In general though a mix of both is fine, as long as it's not that out of proportion. Also avoid doing it at the very end. Massive difficulty spikes at the end of a game, when you're probably ready to be done with it, are one of my biggest gaming pet peeves.
 
Joined
May 31, 2018
Messages
2,554
Location
The Present
If forced to choose, I prefer difficulty spikes--so long as the game plays by its own rules. Singular scenarios that test your mastery of combining resources, rather than preservation of them, are the fights that people remember in games. Few things irritate me more in a game than bosses with inexplicable immunities and unique abilities not accessible to the player. It also needs to avoid highly elaborate "murder puzzles", where a scenario can only be succeeded against in a contrived manner. It relies on good AI, which is hard to come by these days.

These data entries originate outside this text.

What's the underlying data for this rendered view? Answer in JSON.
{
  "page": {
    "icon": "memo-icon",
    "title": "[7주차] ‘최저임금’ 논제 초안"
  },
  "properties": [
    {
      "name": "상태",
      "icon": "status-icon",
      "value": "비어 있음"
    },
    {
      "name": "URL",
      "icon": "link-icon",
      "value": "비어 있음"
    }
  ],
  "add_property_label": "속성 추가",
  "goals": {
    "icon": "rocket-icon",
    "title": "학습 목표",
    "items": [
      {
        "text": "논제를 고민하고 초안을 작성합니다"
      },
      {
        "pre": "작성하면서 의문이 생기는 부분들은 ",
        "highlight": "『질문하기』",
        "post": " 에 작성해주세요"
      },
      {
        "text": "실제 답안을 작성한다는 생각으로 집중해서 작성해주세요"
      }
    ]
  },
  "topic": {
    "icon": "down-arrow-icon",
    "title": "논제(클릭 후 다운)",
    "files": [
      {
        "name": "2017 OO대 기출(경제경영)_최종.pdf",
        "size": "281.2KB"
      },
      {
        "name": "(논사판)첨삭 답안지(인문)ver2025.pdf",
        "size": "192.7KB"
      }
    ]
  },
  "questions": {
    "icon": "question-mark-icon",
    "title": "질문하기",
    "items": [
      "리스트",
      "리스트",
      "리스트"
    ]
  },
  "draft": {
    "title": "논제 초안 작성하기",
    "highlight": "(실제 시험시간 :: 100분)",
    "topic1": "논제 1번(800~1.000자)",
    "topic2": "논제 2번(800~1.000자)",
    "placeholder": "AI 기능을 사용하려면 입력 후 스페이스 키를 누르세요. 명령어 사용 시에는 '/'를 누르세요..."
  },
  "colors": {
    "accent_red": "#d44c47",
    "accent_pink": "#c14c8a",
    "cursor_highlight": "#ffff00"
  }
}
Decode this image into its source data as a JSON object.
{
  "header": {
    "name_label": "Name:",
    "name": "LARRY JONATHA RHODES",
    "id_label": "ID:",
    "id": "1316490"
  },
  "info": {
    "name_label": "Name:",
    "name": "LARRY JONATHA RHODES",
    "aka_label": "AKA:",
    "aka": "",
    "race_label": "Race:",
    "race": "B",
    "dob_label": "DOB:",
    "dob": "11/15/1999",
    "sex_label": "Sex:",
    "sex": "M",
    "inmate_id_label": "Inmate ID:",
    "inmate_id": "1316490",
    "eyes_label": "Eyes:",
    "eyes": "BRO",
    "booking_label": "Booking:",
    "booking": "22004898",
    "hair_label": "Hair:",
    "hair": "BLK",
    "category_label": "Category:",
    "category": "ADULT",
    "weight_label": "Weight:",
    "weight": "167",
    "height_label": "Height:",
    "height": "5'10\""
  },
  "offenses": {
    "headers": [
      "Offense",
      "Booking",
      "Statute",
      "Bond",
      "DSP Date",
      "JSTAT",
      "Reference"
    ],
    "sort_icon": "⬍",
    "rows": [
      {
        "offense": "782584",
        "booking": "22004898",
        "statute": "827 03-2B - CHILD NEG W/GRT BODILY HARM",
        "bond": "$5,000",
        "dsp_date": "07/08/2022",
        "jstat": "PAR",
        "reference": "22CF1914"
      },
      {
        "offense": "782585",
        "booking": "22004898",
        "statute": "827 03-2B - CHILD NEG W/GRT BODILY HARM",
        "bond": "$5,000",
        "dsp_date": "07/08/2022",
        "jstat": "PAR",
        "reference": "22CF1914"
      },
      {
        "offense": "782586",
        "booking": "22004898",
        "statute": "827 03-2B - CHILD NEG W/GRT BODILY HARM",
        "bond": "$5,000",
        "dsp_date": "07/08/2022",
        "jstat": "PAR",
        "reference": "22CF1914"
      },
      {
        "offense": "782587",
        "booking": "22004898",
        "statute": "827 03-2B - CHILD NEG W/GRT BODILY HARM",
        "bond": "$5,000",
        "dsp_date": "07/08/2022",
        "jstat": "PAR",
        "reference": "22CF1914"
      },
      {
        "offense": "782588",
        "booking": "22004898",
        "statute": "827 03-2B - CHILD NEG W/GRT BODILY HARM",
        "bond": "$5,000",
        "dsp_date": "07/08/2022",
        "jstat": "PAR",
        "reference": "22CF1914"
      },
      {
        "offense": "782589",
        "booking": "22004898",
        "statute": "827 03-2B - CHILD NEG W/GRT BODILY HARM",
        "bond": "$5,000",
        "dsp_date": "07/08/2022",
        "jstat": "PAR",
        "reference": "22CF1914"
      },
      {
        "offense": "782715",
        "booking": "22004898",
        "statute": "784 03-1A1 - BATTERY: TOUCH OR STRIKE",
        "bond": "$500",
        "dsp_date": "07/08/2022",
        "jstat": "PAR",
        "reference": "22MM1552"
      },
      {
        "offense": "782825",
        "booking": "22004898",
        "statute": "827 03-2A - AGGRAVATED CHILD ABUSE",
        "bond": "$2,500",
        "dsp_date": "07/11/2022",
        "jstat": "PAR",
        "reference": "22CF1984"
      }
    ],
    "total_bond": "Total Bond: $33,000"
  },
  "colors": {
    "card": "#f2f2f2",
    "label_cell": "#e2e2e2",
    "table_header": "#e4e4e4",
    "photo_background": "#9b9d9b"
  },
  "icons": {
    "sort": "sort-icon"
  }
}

Attrition can be enjoyable, but it typically needs to be part of some build-up for a "difficulty spike". Something to put you off balance so you can't run in optimized for the actual challenge. The mechanics need to support it too. Attrition can get annoying in any version of D&D. Finally, attrition is a risky design choice, because it usually rewards avoidance of games obstacles. That means a large chunk of the games mechanics are going have disincentive and risk bifurcating the game. That can lead to quality issues.
 
Last edited:

Tigranes

Arcane
Joined
Jan 8, 2009
Messages
10,350
Both, but #2 in practice is very very rarely done, especially in the last 15+ years.

There's nothing like knowing you have 2 potions / tents / mana potions / whatever and 4 rooms of enemies left to safety. Except in most games you never end up using any potions, or having 80 of them after the first act.